Your Guide to Reaching Sandwich Nirvana
In honor of National Sandwich Day (Sunday, November 3), we asked Bonanno for his tips on how to make the ultimate sandwich.
THE BREAD: “A sandwich is all about the bread,” Bonanno says.
- Go for a soft (not crunchy) baguette.
- If your baguette or bread is too thick, remove some of the middle.
Slice your meats paper-thin, and don’t be afraid to insist upon this at the deli. “You have to stand up for your sandwich,” Bonanno says.
If you’re buying salami or prosciutto, make sure they’re sliced extra thin and layered individually on parchment paper. Otherwise, they’ll stick together.
High-quality is important, and Boar’s Heads meats is Bonanno’s trustworthy brand of choice.
If you can, cook your own meats at home. Salt & Grinder roasts its own beef for sandwiches like the Rare Beast, with rare roast beef, mayo, salt, pepper, lettuce, and tomato.
The rule of thin slicing applies here, too.
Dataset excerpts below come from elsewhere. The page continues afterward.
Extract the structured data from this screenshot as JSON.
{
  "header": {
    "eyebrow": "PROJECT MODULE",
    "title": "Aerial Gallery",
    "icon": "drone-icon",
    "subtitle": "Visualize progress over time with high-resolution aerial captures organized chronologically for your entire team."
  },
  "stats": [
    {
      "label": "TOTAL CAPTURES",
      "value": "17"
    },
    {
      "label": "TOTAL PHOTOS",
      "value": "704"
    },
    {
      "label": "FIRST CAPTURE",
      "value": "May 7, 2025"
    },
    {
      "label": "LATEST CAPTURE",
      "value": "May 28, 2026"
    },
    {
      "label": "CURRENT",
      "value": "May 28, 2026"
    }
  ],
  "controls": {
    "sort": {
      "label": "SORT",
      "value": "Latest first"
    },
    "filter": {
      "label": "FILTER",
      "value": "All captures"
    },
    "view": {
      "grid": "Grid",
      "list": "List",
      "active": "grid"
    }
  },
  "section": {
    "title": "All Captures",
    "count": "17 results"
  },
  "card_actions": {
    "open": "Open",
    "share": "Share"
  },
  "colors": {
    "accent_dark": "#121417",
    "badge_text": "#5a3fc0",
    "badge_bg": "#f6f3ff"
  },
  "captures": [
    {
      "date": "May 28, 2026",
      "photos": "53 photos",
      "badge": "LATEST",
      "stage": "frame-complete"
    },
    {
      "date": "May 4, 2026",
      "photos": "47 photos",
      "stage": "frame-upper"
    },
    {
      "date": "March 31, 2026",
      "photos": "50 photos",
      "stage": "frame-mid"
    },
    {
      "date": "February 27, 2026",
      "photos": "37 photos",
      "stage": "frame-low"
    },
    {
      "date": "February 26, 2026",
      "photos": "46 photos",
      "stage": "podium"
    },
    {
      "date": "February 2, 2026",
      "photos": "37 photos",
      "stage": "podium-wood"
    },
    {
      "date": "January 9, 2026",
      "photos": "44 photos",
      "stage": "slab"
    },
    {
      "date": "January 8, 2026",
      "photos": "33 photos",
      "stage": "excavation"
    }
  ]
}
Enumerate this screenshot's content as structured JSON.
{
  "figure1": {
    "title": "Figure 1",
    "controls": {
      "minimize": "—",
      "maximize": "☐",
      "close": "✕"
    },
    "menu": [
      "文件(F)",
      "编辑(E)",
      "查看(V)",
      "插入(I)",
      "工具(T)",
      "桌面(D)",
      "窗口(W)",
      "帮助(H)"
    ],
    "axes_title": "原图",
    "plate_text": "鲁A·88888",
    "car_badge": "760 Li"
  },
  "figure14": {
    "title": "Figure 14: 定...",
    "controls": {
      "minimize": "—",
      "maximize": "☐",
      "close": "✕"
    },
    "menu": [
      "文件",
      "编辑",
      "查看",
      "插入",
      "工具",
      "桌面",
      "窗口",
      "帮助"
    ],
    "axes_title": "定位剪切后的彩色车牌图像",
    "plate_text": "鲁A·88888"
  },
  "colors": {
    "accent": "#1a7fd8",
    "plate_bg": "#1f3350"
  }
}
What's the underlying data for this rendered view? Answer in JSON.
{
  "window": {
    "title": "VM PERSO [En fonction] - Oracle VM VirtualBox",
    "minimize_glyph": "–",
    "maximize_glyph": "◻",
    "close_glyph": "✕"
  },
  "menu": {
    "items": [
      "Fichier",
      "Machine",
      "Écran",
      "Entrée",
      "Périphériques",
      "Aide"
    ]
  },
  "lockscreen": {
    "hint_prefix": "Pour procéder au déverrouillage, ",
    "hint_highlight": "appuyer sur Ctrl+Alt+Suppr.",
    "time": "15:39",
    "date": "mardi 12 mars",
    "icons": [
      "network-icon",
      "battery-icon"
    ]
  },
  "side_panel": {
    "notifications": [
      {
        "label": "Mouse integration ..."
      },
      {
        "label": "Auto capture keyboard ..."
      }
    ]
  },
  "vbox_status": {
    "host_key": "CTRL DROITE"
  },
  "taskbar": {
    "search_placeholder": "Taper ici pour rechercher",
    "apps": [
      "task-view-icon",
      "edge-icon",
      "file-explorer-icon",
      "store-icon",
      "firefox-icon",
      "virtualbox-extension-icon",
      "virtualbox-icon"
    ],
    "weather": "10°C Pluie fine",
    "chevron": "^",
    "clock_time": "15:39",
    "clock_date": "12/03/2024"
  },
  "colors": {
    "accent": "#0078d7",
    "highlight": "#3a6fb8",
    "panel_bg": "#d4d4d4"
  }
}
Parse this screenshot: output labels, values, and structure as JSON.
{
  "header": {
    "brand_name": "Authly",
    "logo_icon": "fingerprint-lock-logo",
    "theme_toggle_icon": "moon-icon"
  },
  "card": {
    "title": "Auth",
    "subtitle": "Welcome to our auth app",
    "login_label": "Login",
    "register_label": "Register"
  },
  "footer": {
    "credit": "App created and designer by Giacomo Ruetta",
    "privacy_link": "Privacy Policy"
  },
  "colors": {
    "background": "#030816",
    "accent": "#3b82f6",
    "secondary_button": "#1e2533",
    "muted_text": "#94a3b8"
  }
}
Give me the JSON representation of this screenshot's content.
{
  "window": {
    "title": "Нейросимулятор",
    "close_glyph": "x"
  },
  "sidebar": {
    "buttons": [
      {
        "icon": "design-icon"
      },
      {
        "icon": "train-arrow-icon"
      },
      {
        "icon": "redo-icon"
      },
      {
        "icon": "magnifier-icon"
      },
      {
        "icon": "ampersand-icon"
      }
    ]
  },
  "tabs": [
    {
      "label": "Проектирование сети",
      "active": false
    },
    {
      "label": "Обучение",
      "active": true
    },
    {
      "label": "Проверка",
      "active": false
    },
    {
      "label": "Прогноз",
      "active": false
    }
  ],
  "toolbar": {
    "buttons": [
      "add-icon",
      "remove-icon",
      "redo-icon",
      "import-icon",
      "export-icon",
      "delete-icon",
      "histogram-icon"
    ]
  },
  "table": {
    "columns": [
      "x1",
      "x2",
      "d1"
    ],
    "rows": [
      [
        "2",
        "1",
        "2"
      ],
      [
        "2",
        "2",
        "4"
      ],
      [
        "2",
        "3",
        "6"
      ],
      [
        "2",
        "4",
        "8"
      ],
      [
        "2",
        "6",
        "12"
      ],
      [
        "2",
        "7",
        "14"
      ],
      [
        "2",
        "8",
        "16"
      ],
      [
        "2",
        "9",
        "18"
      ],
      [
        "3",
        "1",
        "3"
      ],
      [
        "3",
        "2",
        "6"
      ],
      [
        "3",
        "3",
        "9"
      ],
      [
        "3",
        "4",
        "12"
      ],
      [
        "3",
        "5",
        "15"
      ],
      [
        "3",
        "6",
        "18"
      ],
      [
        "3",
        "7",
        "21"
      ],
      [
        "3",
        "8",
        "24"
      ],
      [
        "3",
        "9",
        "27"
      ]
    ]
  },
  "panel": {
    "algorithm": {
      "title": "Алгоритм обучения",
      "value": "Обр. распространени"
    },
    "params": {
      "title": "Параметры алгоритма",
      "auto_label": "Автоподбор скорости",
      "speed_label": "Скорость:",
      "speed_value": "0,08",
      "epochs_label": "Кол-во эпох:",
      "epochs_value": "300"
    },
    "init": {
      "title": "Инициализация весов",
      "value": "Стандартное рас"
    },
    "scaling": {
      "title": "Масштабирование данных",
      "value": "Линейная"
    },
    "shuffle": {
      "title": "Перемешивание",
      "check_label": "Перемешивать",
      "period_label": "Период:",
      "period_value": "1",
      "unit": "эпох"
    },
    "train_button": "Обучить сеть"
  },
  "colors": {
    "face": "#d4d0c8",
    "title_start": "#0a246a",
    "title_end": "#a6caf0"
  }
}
Overly chunky vegetables will fall out of your sandwich.
For lettuce, Bonanno prefers iceberg shaved as thinly as possible so it’s not just a “flat soggy piece of lettuce.”
Bonanno also likes adding pepperoncini for spice and marinated cherry peppers that he makes himself. “Anything homemade really makes a difference,” he says.
GENERAL SANDWICH-MAKING WISDOM
- “Create your sandwich like you are creating any other dish. Balance the ratio of meats, veggies, and condiments.”
- While a bag of chips is fine now and then, stellar sides take the sandwich experience to the next level. Salt & Grinder puts as much thought into their sides as they do their sandwiches.
- Don’t forget about breakfast sandwiches! “The fried egg sandwich is the quintessential East Coast breakfast,” Bonanno explains. A few times a year, he takes his boys back East and starts the day at a bodega or local deli with a simple sandwich on a toasted Kaiser roll with an over-easy egg, salt, pepper, and pork roll or bacon. “Typically, you put ketchup on it, but my kids hate ketchup on their egg sandwiches,” Bonanno says.